Cook County Judge Daniel Riley Issues a Temporary Restraining Order Against Illinois’ Parental Noticication Law
How radical is the ACLU? Well they and their allies at Planned Parenthood are frantic to stop any parent from being notified that their minor daughter is considering an abortion. (This law does not require consent.)
ACLU attorneys filed suit on behalf of abortionists claiming that parents knowing about their minor daughter’s crisis pregnancy, and therefore the availability of parental counsel would place “vulnerable teens” in a position where they suffer the possibility of irreparable harm. Unfortunately, but not surprisingly, Cook County Judge Daniel Riley agreed with the radical ACLU.
Lost on Judge Riley is the fact that the vulnerability of teenage girls is dramatically increased by third party predators who have a vested interest in the wholesale slaughter of innocent pre-born life — and — who desperately need to keep those with physical and emotional ties, ie., parents away from their child. After all, who has her best interest in mind. As President Barack Obama emphatically pointed out, a daughter in a crisis pregnancy “shouldn’t be punished with a baby” for goodness sake.

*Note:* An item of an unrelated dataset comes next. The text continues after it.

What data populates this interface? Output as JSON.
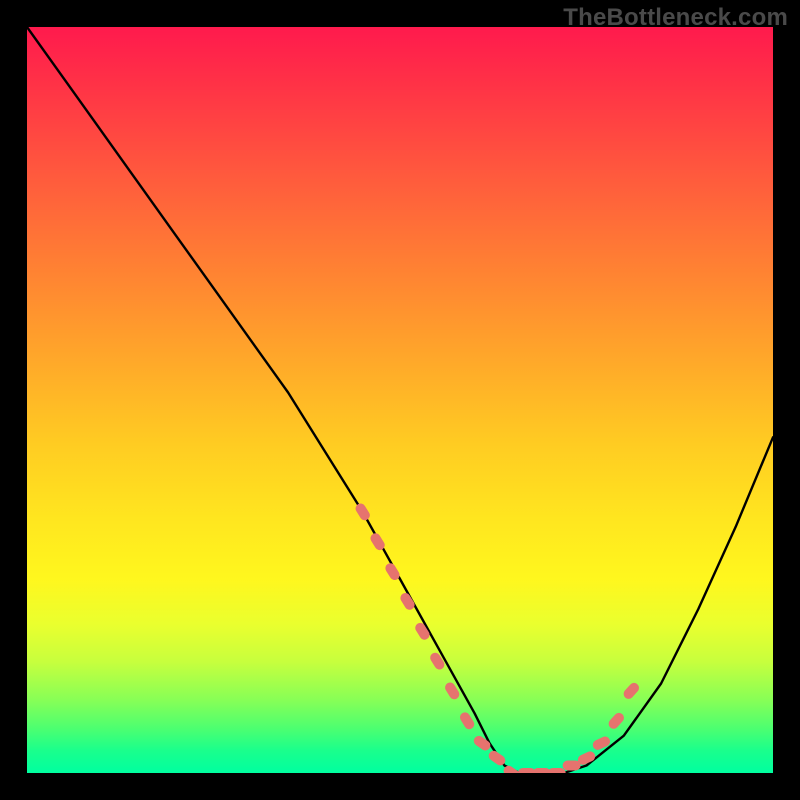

Despite being fully vetted by federal courts, Judge Riley concluded that the ACLU had raised a “fair question” about whether the Parental Notice Act violated the Illinois Constitution. He thus ordered that the law be blocked from enforcement until such time as a full evidentiary hearing can be held.
Our good friends at the pro-life law firm Thomas More Society are reviewing their options in the wake of the decision and will be back in Court on November 19 to argue in favor of the law. This case is far from over, at least for the present. Tragically, however, Illinois teens in crisis pregnancies will continue to not be required to talk to a parent about the choices of giving their child life or death.